Unit testing is always good practice, but with newer languages there aren’t tools available to provide that functionality. So, it’s always awesome when someone uses their time to make the tool. Jon Wagner did an awesome job and put together:
PSMock/PShould/PSate - a collection of PowerShell modules that setup unit testing. And, he makes them really easy to install with a wiki article describing the steps. I think I was setup and (poorly) writing unit tests in about 15 minutes.

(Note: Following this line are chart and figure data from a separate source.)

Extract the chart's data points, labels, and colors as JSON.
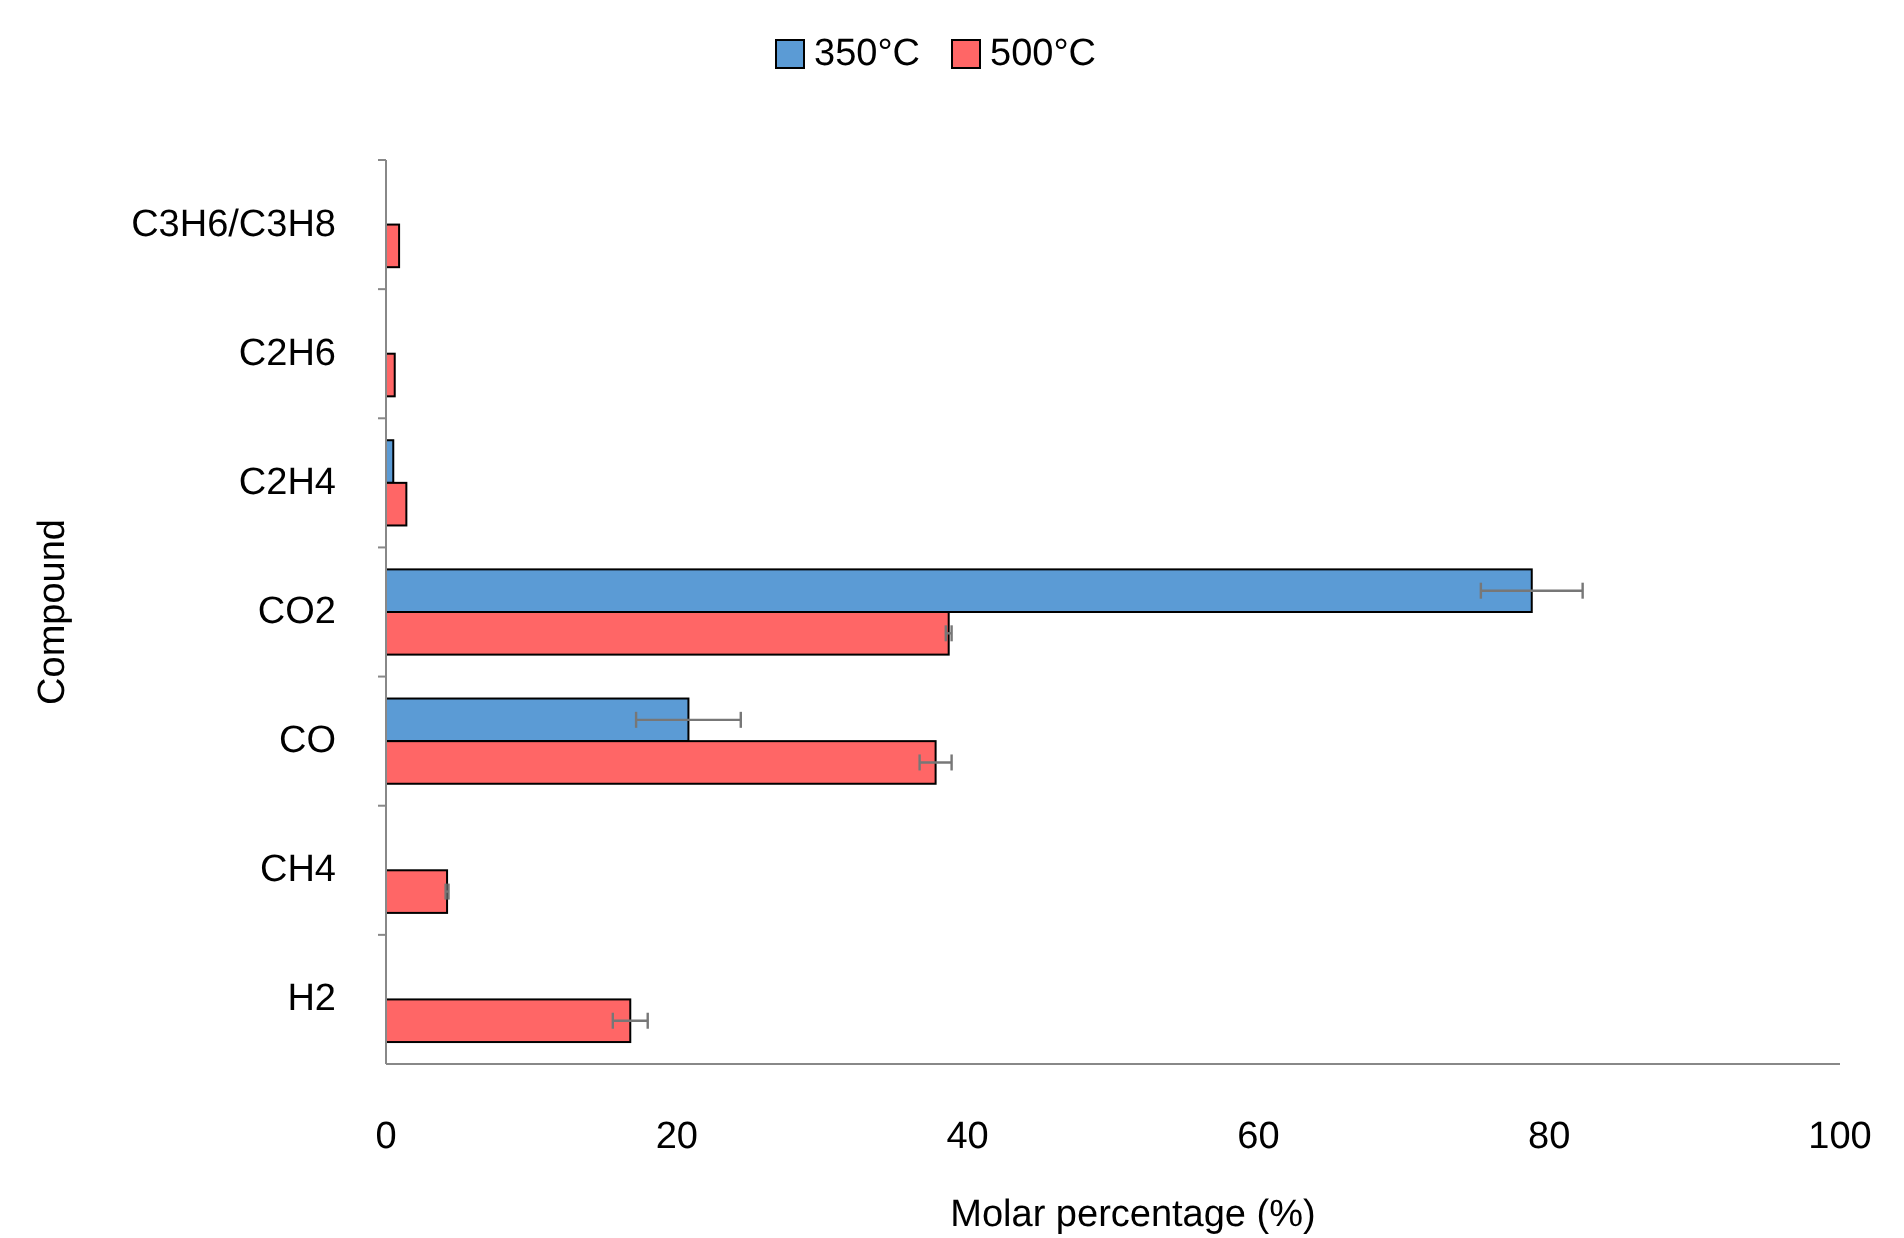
{
  "chart_data": {
    "type": "bar",
    "orientation": "horizontal",
    "xlabel": "Molar percentage (%)",
    "ylabel": "Compound",
    "categories": [
      "C3H6/C3H8",
      "C2H6",
      "C2H4",
      "CO2",
      "CO",
      "CH4",
      "H2"
    ],
    "xlim": [
      0,
      100
    ],
    "xticks": [
      0,
      20,
      40,
      60,
      80,
      100
    ],
    "grid": false,
    "legend": "top",
    "series": [
      {
        "name": "350°C",
        "color": "#5b9bd5",
        "values": [
          0,
          0,
          0.5,
          78.8,
          20.8,
          0,
          0
        ],
        "errors": [
          null,
          null,
          null,
          3.5,
          3.6,
          null,
          null
        ]
      },
      {
        "name": "500°C",
        "color": "#ff6666",
        "values": [
          0.9,
          0.6,
          1.4,
          38.7,
          37.8,
          4.2,
          16.8
        ],
        "errors": [
          null,
          null,
          null,
          0.2,
          1.1,
          0.1,
          1.2
        ]
      }
    ]
  }
}
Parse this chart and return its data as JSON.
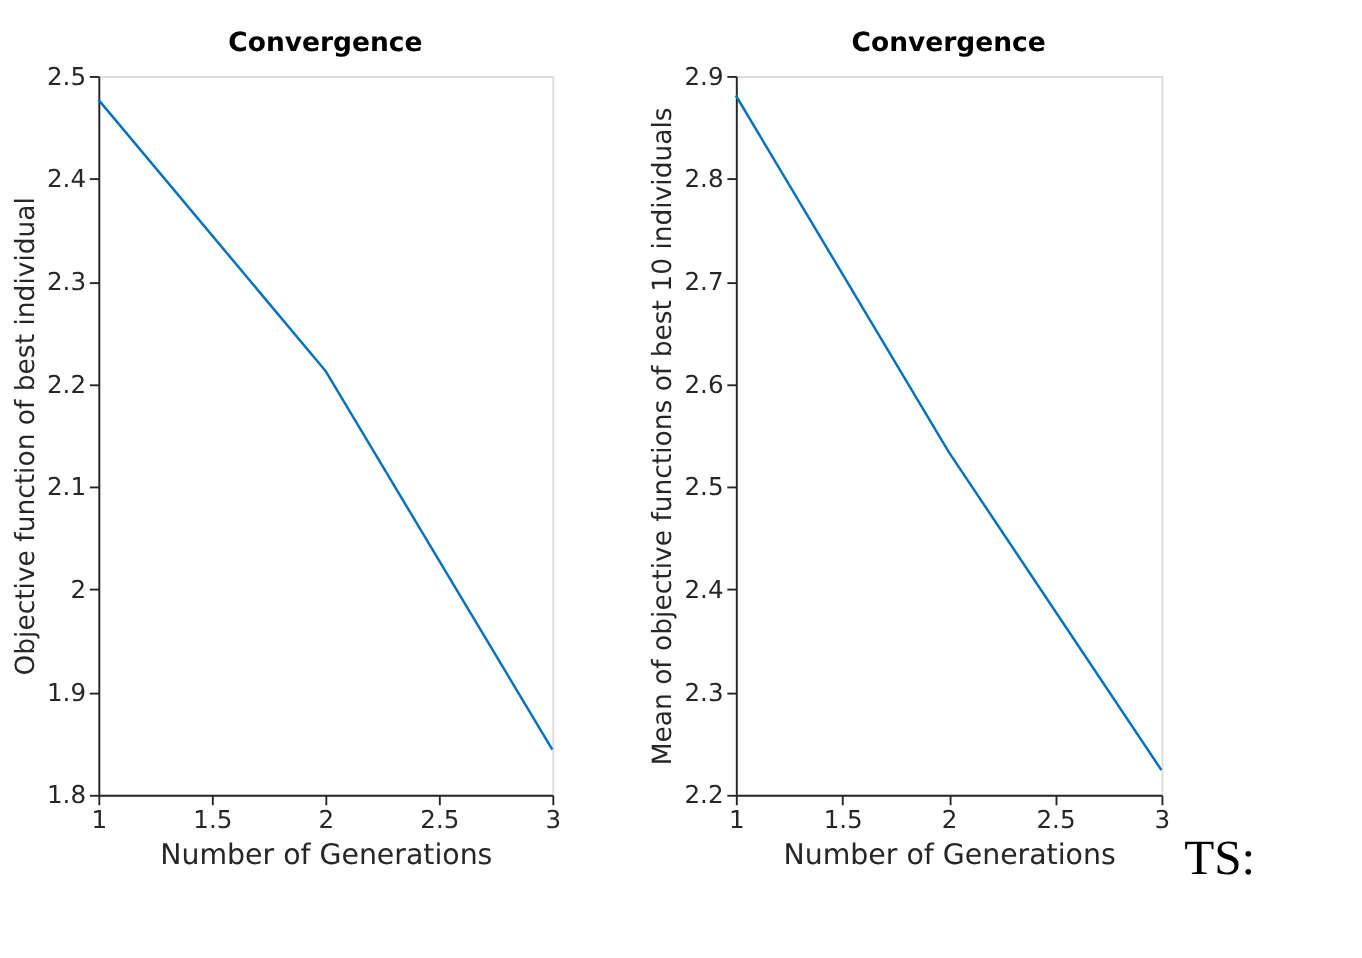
{
  "chart_data": [
    {
      "type": "line",
      "title": "Convergence",
      "xlabel": "Number of Generations",
      "ylabel": "Objective function of best individual",
      "x": [
        1,
        2,
        3
      ],
      "series": [
        {
          "color": "#0072bd",
          "values": [
            2.477,
            2.213,
            1.844
          ]
        }
      ],
      "xlim": [
        1,
        3
      ],
      "xticks": [
        1,
        1.5,
        2,
        2.5,
        3
      ],
      "ylim": [
        1.8,
        2.5
      ],
      "yticks": [
        1.8,
        1.9,
        2,
        2.1,
        2.2,
        2.3,
        2.4,
        2.5
      ],
      "grid": false,
      "marker": "none",
      "line_style": "solid"
    },
    {
      "type": "line",
      "title": "Convergence",
      "xlabel": "Number of Generations",
      "ylabel": "Mean of objective functions of best 10 individuals",
      "x": [
        1,
        2,
        3
      ],
      "series": [
        {
          "color": "#0072bd",
          "values": [
            2.881,
            2.534,
            2.224
          ]
        }
      ],
      "xlim": [
        1,
        3
      ],
      "xticks": [
        1,
        1.5,
        2,
        2.5,
        3
      ],
      "ylim": [
        2.2,
        2.9
      ],
      "yticks": [
        2.2,
        2.3,
        2.4,
        2.5,
        2.6,
        2.7,
        2.8,
        2.9
      ],
      "grid": false,
      "marker": "none",
      "line_style": "solid",
      "annotations": [
        "TS:"
      ]
    }
  ]
}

For installation, I went the PSGet route. I used PSGet because I like package managers, they take a lot of the pain out of updating. And, PSGet could be installed through a package manager itself (PSGet from Chocolatey).
On a side note, the use of Chocolatey is great because the Windows Server team recently announced that they would use Chocolatey as the primary repository for sharing installs through the OneGet PowerShell module.
I wonder if there’s an easy way to run the unit tests in TFS, and use the results for gated checkins?
I also poked around at the work of Adam Driscoll, mostly his PowerShell Tools for Visual Studio. It’s pretty interesting because you get the full Visual Studio debugging experience, which reveals a lot of the environment variables you may not be aware of. I certainly wasn’t.
It adds in PowerShell projects as a first class citizen and gives you an alphabetically ordered drop down of all the functions in a module. I like the navigational drop down feature soo much that I would love to see it in the PowerShell ISE.
It’s a really nice VS plugin and I use it when debugging difficult problems where I want to see the state of a lot of variables at the same time.
However, for most development I continue to use the PowerShell ISE. The ability to run scripts instantly and fluidly switch between the command window and script window is something that I missed when using Visual Studio.